Evans exclaims that what iOS has, which Android does not, is an extra set of frameworks and features and a generally cleaner, better designed system. Another metric, albeit a flawed one: lines of code. These apps are very nearly functional identical, but the iOS one has 1596 lines of custom code, including header files, compared to 2109 lines of Java code and XML for Android. That’s a full 32% more.
Finally, the topic that is more than likely on everyone’s mind at the moment: the internet! These days, many, if not most, apps are conduits to Internet APIs more than they are standalone programs. This is important enough that it’s worth looking at separately. Both iOS and Android provide quite a bit of tools and APIs for this. Evans says that they both also provide very similar WebViews, which are basically full-fledged browser windows that you can plug into your app anywhere.

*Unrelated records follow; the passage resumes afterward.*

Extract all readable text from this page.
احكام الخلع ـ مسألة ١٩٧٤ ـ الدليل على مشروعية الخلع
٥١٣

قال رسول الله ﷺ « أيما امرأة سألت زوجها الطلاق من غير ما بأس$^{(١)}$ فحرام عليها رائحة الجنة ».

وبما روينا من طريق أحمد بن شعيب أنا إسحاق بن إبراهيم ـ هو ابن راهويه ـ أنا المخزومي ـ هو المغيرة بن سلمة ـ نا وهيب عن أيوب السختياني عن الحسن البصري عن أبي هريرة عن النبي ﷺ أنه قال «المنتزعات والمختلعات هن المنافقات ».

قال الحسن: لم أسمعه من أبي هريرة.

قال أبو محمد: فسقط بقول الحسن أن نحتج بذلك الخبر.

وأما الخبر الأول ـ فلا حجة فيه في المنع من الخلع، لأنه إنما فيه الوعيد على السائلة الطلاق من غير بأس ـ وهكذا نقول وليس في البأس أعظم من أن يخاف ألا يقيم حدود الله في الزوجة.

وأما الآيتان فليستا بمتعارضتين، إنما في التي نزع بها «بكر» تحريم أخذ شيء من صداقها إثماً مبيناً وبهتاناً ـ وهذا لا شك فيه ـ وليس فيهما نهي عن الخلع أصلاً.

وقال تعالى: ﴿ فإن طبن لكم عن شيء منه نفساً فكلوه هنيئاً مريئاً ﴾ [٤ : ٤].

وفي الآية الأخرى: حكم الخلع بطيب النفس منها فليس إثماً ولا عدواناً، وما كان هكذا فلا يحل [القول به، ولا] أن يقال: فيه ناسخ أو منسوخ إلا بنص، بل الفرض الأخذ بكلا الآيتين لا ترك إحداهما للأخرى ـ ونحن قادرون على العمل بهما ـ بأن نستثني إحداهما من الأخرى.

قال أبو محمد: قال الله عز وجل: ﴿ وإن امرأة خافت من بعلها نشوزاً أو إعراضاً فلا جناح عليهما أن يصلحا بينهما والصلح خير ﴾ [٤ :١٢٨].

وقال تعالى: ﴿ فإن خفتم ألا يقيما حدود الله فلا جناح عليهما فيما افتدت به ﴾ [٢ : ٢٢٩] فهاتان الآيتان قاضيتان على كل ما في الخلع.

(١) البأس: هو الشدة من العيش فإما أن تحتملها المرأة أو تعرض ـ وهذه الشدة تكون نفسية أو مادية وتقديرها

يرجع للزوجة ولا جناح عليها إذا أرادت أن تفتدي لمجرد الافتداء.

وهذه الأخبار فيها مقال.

Network connections basically have to run in the background, so as not to block the main thread of the app, and multithreading is rather hard. Android provides an AsyncTask class for things like this, which is verbose but works well, and a very easy way to determine whether you are currently online (which is rather nice, I might add). However, iOS provides equivalent facilities, but they are all pretty low-level and unsatisfying.
So, according to every meticulous detail Evans went over, the winner over which is more superior- iOS! Android has its advantages, but overall, it remains significantly easier to write good iOS apps than good Android apps. Combine that with the fact that iOS users tend to be wealthier–and arguably more influential–and it still makes sense for most startups who want to make a splash to go iOS-first, Android-later. Evans declared that the new Android Studio IDE could conceivably close some of that gap…but not all of it.
As an Apple user myself, I agree with the conclusion Evans finally got to. While what he had to say eventually added up, I think he took too long to make his point! His article was full of techno-babble and a bit to verbose for my personal liking, but to each their own I guess.